I try my best not to whimper seeing her smiling photo on instagram,
Last scene of my life , i always dream off is my head on her arm.
I opened my eyes in the middle of the night,
I was struggling to standup and everything seemed at unrest that night,
Those stairways and the flickering lights held my eyes to surprise,
I smelled that of bacardi and my filthy look signalled that i had cried.
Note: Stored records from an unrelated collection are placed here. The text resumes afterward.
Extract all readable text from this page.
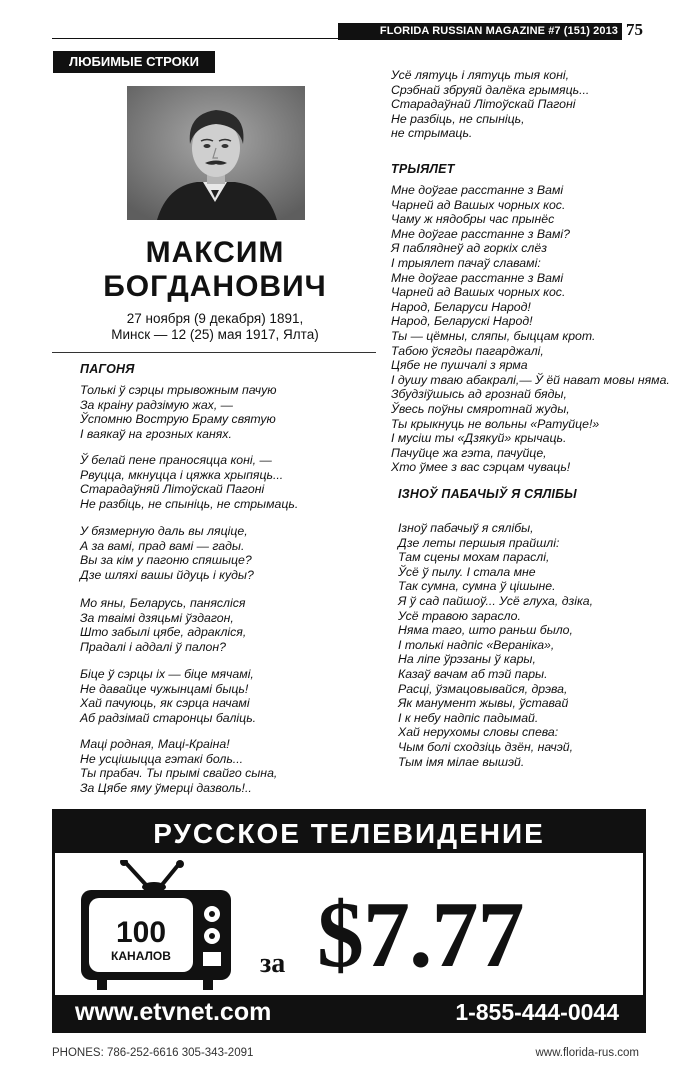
FLORIDA RUSSIAN MAGAZINE #7 (151) 2013 75
ЛЮБИМЫЕ СТРОКИ
МАКСИМ
БОГДАНОВИЧ
27 ноября (9 декабря) 1891,
Минск — 12 (25) мая 1917, Ялта)
ПАГОНЯ
Толькі ў сэрцы трывожным пачую
За краіну радзімую жах, —
Ўспомню Вострую Браму святую
І ваякаў на грозных канях.
Ў белай пене праносяцца коні, —
Рвуцца, мкнуцца і цяжка хрыпяць...
Старадаўняй Літоўскай Пагоні
Не разбіць, не спыніць, не стрымаць.
У бязмерную даль вы ляціце,
А за вамі, прад вамі — гады.
Вы за кім у пагоню спяшыце?
Дзе шляхі вашы йдуць і куды?
Мо яны, Беларусь, панясліся
За тваімі дзяцьмі ўздагон,
Што забылі цябе, адракліся,
Прадалі і аддалі ў палон?
Біце ў сэрцы іх — біце мячамі,
Не давайце чужынцамі быць!
Хай пачуюць, як сэрца начамі
Аб радзімай старонцы баліць.
Маці родная, Маці-Краіна!
Не усцішыцца гэтакі боль...
Ты прабач. Ты прымі свайго сына,
За Цябе яму ўмерці дазволь!..
Усё лятуць і лятуць тыя коні,
Срэбнай збруяй далёка грымяць...
Старадаўнай Літоўскай Пагоні
Не разбіць, не спыніць,
не стрымаць.
ТРЫЯЛЕТ
Мне доўгае расстанне з Вамі
Чарней ад Вашых чорных кос.
Чаму ж нядобры час прынёс
Мне доўгае расстанне з Вамі?
Я пабляднеў ад горкіх слёз
І трыялет пачаў славамі:
Мне доўгае расстанне з Вамі
Чарней ад Вашых чорных кос.
Народ, Беларуси Народ!
Народ, Беларускі Народ!
Ты — цёмны, сляпы, быццам крот.
Табою ўсягды пагарджалі,
Цябе не пушчалі з ярма
І душу тваю абакралі,— Ў ёй нават мовы няма.
Збудзіўшысь ад грознай бяды,
Ўвесь поўны смяротнай жуды,
Ты крыкнуць не вольны «Ратуйце!»
І мусіш ты «Дзякуй» крычаць.
Пачуйце жа гэта, пачуйце,
Хто ўмее з вас сэрцам чуваць!
ІЗНОЎ ПАБАЧЫЎ Я СЯЛІБЫ
Ізноў пабачыў я сялібы,
Дзе леты першыя прайшлі:
Там сцены мохам параслі,
Ўсё ў пылу. І стала мне
Так сумна, сумна ў цішыне.
Я ў сад пайшоў... Усё глуха, дзіка,
Усё травою зарасло.
Няма таго, што раньш было,
І толькі надпіс «Веранiка»,
На ліпе ўрэзаны ў кары,
Казаў вачам аб тэй пары.
Расці, ўзмацовывайся, дрэва,
Як манумент жывы, ўставай
І к небу надпіс падымай.
Хай нерухомы словы спева:
Чым болі сходзіць дзён, начэй,
Тым імя мілае вышэй.
РУССКОЕ ТЕЛЕВИДЕНИЕ
100
КАНАЛОВ	за $7.77
www.etvnet.com	1-855-444-0044
PHONES: 786-252-6616 305-343-2091	www.florida-rus.com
While thinking how i ended up here and what this place was,
My mind seemed confused and my heart seemed lost,
I struggled through the staircase of the building, a board said i had reached the 7th floor,
Suddenly i remembered everything about this place, and i hurried towards a door,

I didn't ring the bell but she opened the door,
Afraid to look into her eyes, i starred at the floor,
She told me to come in and there was no bound to my excitement,
I knew every inch of this abode, it was her appartment.  

In a moment a flashback ran in my mind,
A chapter of my life that had all the things just right,
I remembered all our happy days just at once along with all our fights,
Those lazy days and resltess, crazy nights,
I still sometimes wonder that she had some magical powers, i was sure she possesed some might.

She complained how ***** i looked and what i had made of myself,
She told me that i have to take care of my health,
Tears rolled through her eyes as they met mine,
Looking at her i wondered how god created someone so kind.

That night we sat besides each other and talked about life,
After some time, through the window appeared a beam of light,
I looked at her, she looked at me, a rare moment of ecstasy,
And then we kissed each other passionately, until we were tired and messy.

"See you next year my dear, stay happy!" She cried
And in the next moment she disappeared like a fairy in disguise,
I looked at the calendar to see what date it was,
It was 2 years to her demise and my heart once again frost.